As the sole female director making mainstream Hollywood fare during the silent-to-sound transition, then more sporadically thru 1943, while openly living in a lesbian relationship (and looking the part in suits, close-cropped hair & a mannish aura), feminist critics & academics have inevitably burdened Dorothy Arzner with cultural & political baggage her small total of films can’t support. Especially as the bulk of her available films were made during the Early Talkie era, adding obstacles in pace & technique for modern audiences on both progressive & retrograde elements in her work.
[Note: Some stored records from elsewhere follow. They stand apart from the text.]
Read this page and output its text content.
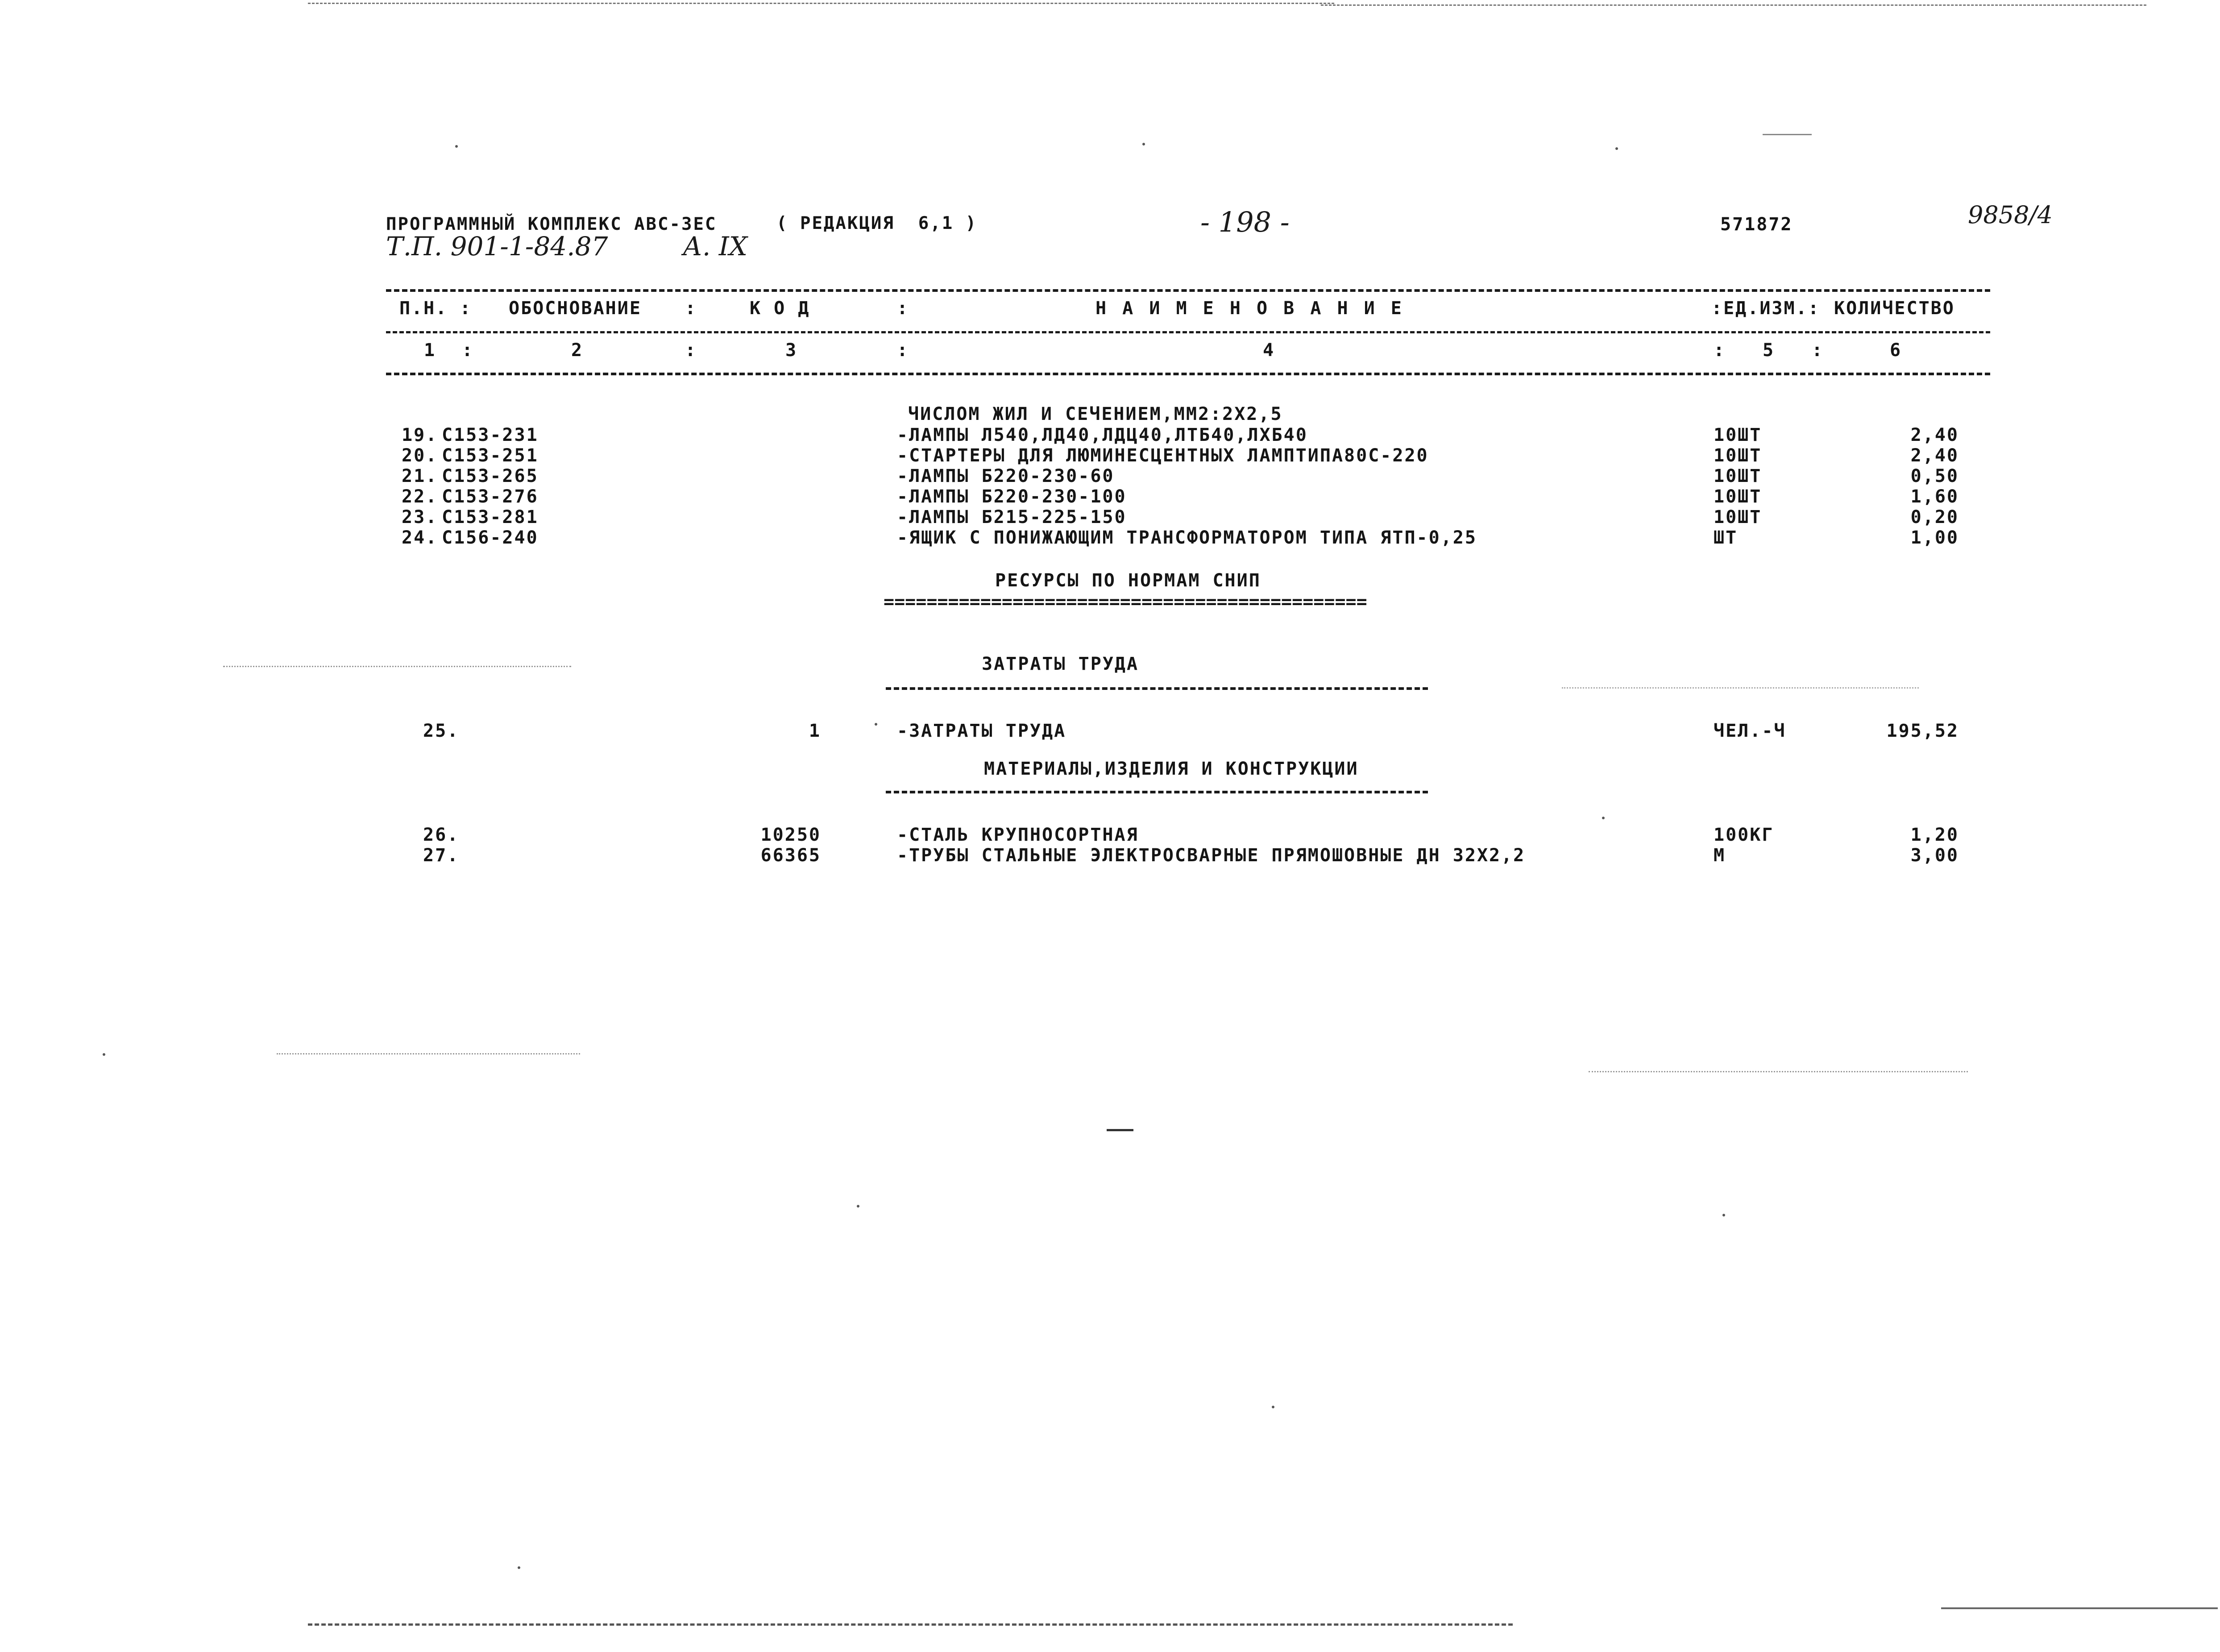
ПРОГРАММНЫЙ КОМПЛЕКС АВС-3ЕС	( РЕДАКЦИЯ  6,1 )	- 198 -	571872
Т.П. 901-1-84.87	А. IX
9858/4
П.Н. : ОБОСНОВАНИЕ :	К О Д	:	Н А И М Е Н О В А Н И Е	:ЕД.ИЗМ.: КОЛИЧЕСТВО
1 :	2	:	3	:	4	: 5 :	6
ЧИСЛОМ ЖИЛ И СЕЧЕНИЕМ,ММ2:2Х2,5
19. С153-231	-ЛАМПЫ Л540,ЛД40,ЛДЦ40,ЛТБ40,ЛХБ40	10ШТ	2,40
20. С153-251	-СТАРТЕРЫ ДЛЯ ЛЮМИНЕСЦЕНТНЫХ ЛАМПТИПА80С-220	10ШТ	2,40
21. С153-265	-ЛАМПЫ Б220-230-60	10ШТ	0,50
22. С153-276	-ЛАМПЫ Б220-230-100	10ШТ	1,60
23. С153-281	-ЛАМПЫ Б215-225-150	10ШТ	0,20
24. С156-240	-ЯЩИК С ПОНИЖАЮЩИМ ТРАНСФОРМАТОРОМ ТИПА ЯТП-0,25	ШТ	1,00
РЕСУРСЫ ПО НОРМАМ СНИП
=============================================
ЗАТРАТЫ ТРУДА
25.	1	-ЗАТРАТЫ ТРУДА	ЧЕЛ.-Ч	195,52
МАТЕРИАЛЫ,ИЗДЕЛИЯ И КОНСТРУКЦИИ
26.	10250	-СТАЛЬ КРУПНОСОРТНАЯ	100КГ	1,20
27.	66365	-ТРУБЫ СТАЛЬНЫЕ ЭЛЕКТРОСВАРНЫЕ ПРЯМОШОВНЫЕ ДН 32Х2,2	М	3,00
It makes this penultimate film (Arzner picking up from dropped director Roy Del Ruth after two weeks) a good starting point.* And it doesn’t hurt that it’s also her most sheerly entertaining, a more than slightly daffy love triangle (make that love pentagon) among the modern ballet set with serious student Maureen O’Hara and knockout Lucille Ball, a more pop oriented type, rivals hunting up gigs & guys. Ergo nearly divorced playboy Louis Hayward, passed back & forth while ex-wife Virginia Fields waits in the wings. Plus, dance impresario Ralph Bellamy as backup for O’Hara. The plotting is frankly bonkers, but the playing & audacity, especially by the fabulous Ms. Ball, is sublime. Three more women come into play (dance roommate Mary Carlisle, lost in the shuffle; secretary Katherine Alexander, always a matchmaker never a bride; and dance mistress Maria Ouspenskaya as martyr) before everything gets sorted out in Night Court where wise male judge Walter Abel untangles Lucy from Maureen after their on-stage cat-fight (don’t ask). All this plus a bit of modern ballet and two bravura strip routines for Ball with a humiliated O’Hara en pointe in-between. Off the charts entertaining; off the map insane.
DOUBLE-BILL/LINK: *Or perhaps start with Arzner’s F. Scott Fitzgerald-like MERRILY WE GO TO HELL/’32. https://maksquibs.blogspot.com/2012/01/merrily-we-go-to-hell-1932.html
ATTENTION MUST BE PAID: WARNING: BlackFace couple in the big ballet number.